The Story
Why it exists.
The beginning
Matcha Latte arrived in 2022 as Mykonos looked beyond the Mediterranean vibes of its earlier releases. The Indonesian café scene had been building for years, third-wave coffee shops in Jakarta serving pour-overs beside frothy matcha lattes, the ritual of a morning order becoming as personal as a signature. The brand saw something there: not just a flavor, but a posture. Slow. Deliberate. Warm without urgency. The brief was simple on paper, capture the drink, but the execution had to navigate what makes a fragrance wearable versus what makes it a gimmick. Mykonos chose wearable, building around notes that wouldn't date or shock: jasmine for lift, white chocolate for roundness, milk powder for texture, and matcha as the conceptual anchor that gave the whole thing its name and its cool undertone. Vanilla and tonka bean followed to give it legs, the drydown that makes someone lean in an hour later and ask what they're wearing.

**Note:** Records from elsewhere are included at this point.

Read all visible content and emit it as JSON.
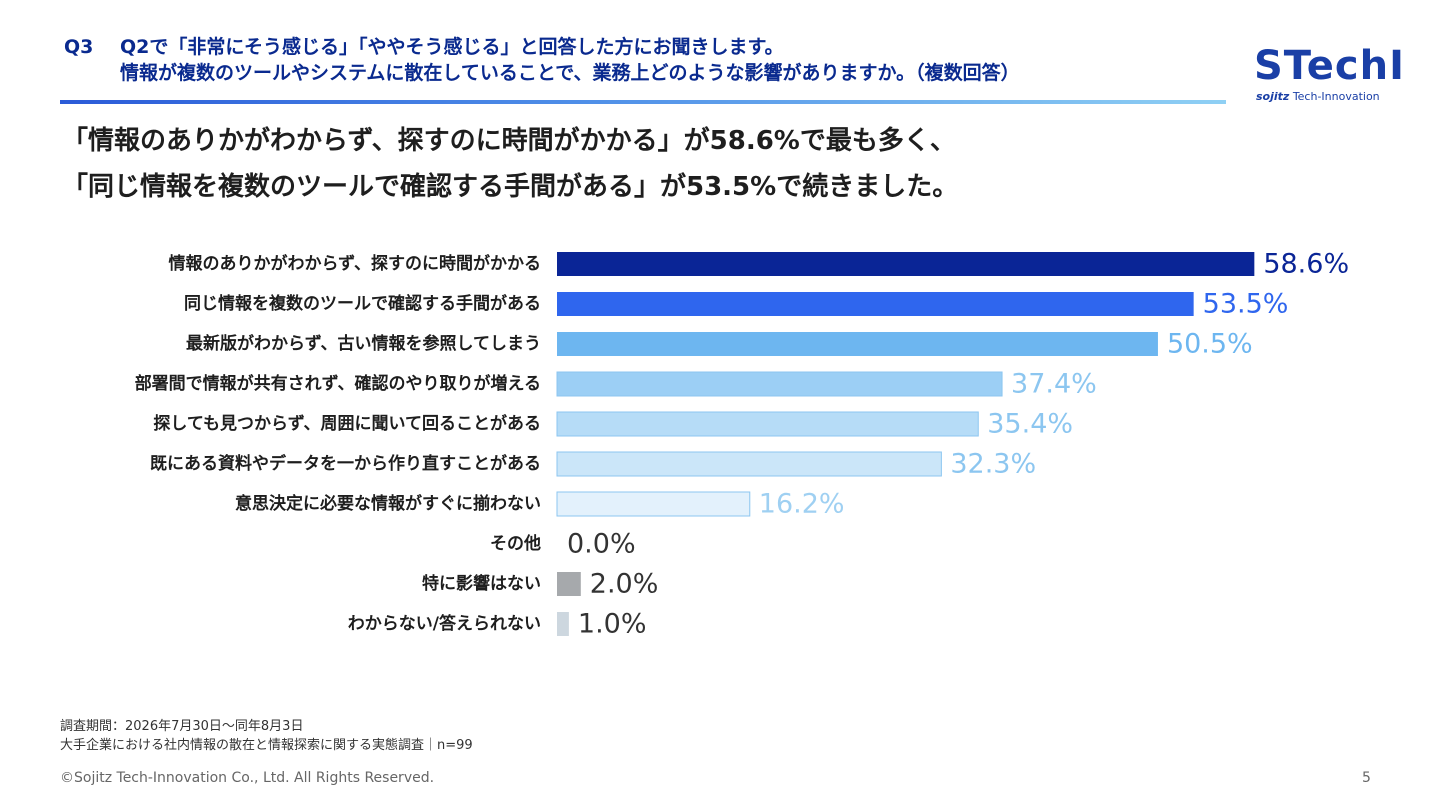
{
  "header": {
    "question_number": "Q3",
    "question_line1": "Q2で「非常にそう感じる」「ややそう感じる」と回答した方にお聞きします。",
    "question_line2": "情報が複数のツールやシステムに散在していることで、業務上どのような影響がありますか。（複数回答）"
  },
  "logo": {
    "wordmark": "STechI",
    "tagline_brand": "sojitz",
    "tagline_rest": "Tech-Innovation"
  },
  "headline": {
    "line1": "「情報のありかがわからず、探すのに時間がかかる」が58.6%で最も多く、",
    "line2": "「同じ情報を複数のツールで確認する手間がある」が53.5%で続きました。"
  },
  "chart_data": {
    "type": "bar",
    "orientation": "horizontal",
    "categories": [
      "情報のありかがわからず、探すのに時間がかかる",
      "同じ情報を複数のツールで確認する手間がある",
      "最新版がわからず、古い情報を参照してしまう",
      "部署間で情報が共有されず、確認のやり取りが増える",
      "探しても見つからず、周囲に聞いて回ることがある",
      "既にある資料やデータを一から作り直すことがある",
      "意思決定に必要な情報がすぐに揃わない",
      "その他",
      "特に影響はない",
      "わからない/答えられない"
    ],
    "values": [
      58.6,
      53.5,
      50.5,
      37.4,
      35.4,
      32.3,
      16.2,
      0.0,
      2.0,
      1.0
    ],
    "value_labels": [
      "58.6%",
      "53.5%",
      "50.5%",
      "37.4%",
      "35.4%",
      "32.3%",
      "16.2%",
      "0.0%",
      "2.0%",
      "1.0%"
    ],
    "bar_colors": [
      "#0a2596",
      "#2f66ee",
      "#6db6f0",
      "#9ccff5",
      "#b6dcf7",
      "#cbe6f9",
      "#e3f1fc",
      "#cccccc",
      "#a6a9ac",
      "#cdd7df"
    ],
    "label_colors": [
      "#0a2596",
      "#2f66ee",
      "#6db6f0",
      "#8cc6f0",
      "#8cc6f0",
      "#8cc6f0",
      "#9fd0f2",
      "#333333",
      "#333333",
      "#333333"
    ],
    "xlim": [
      0,
      100
    ]
  },
  "footer": {
    "survey_period": "調査期間：2026年7月30日～同年8月3日",
    "survey_name": "大手企業における社内情報の散在と情報探索に関する実態調査｜n=99",
    "copyright": "©Sojitz Tech-Innovation Co., Ltd. All Rights Reserved.",
    "page_number": "5"
  }
}
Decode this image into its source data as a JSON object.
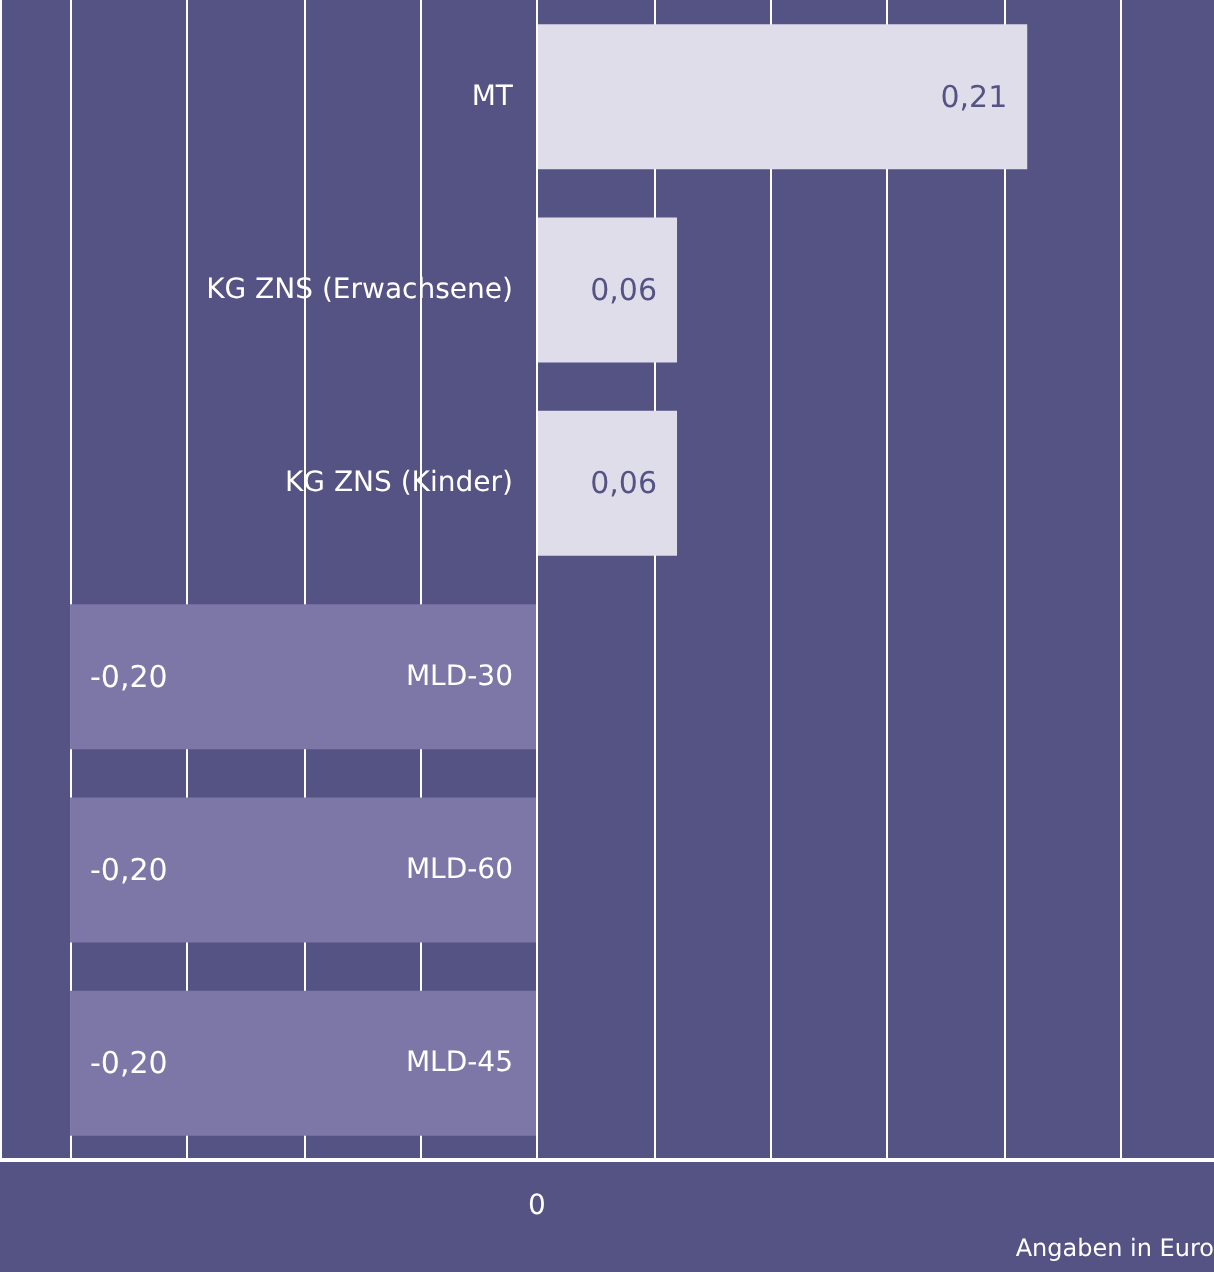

The jasmine-matcha pairing is the interesting structural choice here. Matcha carries green, vegetal, slightly bitter character, a note that can skew harsh or medicinal if not balanced. Jasmine does the balancing work: it softens the green edge without eliminating it, adds floral warmth that bridges the bitter/sweet contrast, and threads through the composition in a way that keeps the drydown from flattening into pure sweetness. The white chocolate note is where Mykonos diverges most clearly from any literal matcha drink, it's a creative license, a decision to make the fragrance feel like the idea of the drink rather than a molecular recreation.
The evolution
The opening lasts perhaps twenty minutes: citrus-bright, the bergamot and orange giving way to something immediately creamy. The milk powder announces itself before the matcha does. By the thirty-minute mark, the matcha arrives, green, present but not aggressive, softened by the white chocolate that has already begun its slow unfurling. Jasmine announces itself differently on different skin: some wearers report it as a quiet floral undertone, others find it surprisingly forward, almost osmanthus-adjacent in its sweetness. The heart phase holds for two to three hours, creamy, warm, the kind of smell that makes people think of someone they want to be near without knowing why. The drydown is where this fragrance earns its longevity reputation. The matcha fades, as green tea tends to do, but the white chocolate and vanilla do not. They deepen slightly, taking on a skin-warm quality that reviewers consistently call the best part. Six to eight hours is realistic on most skin types.
Cultural impact
The matcha latte fragrance trend represents a broader shift in scent culture toward comfort and nostalgia. These gourmand-adjacent creations appeal to enthusiasts who want their fragrance to evoke cozy moments rather than project dominance. The Matcha Latte by Mykonos enters this space by combining the familiar comfort of a café order with wearable perfumery. Such scents tend to develop devoted followings among those who appreciate subtlety over sillage. The beverage-inspired fragrance category continues to grow as creators find ways to translate specific drinks into olfactory experiences. For many wearers, these scents become part of daily routines, associated with morning rituals or afternoon pick-me-ups rather than special occasions.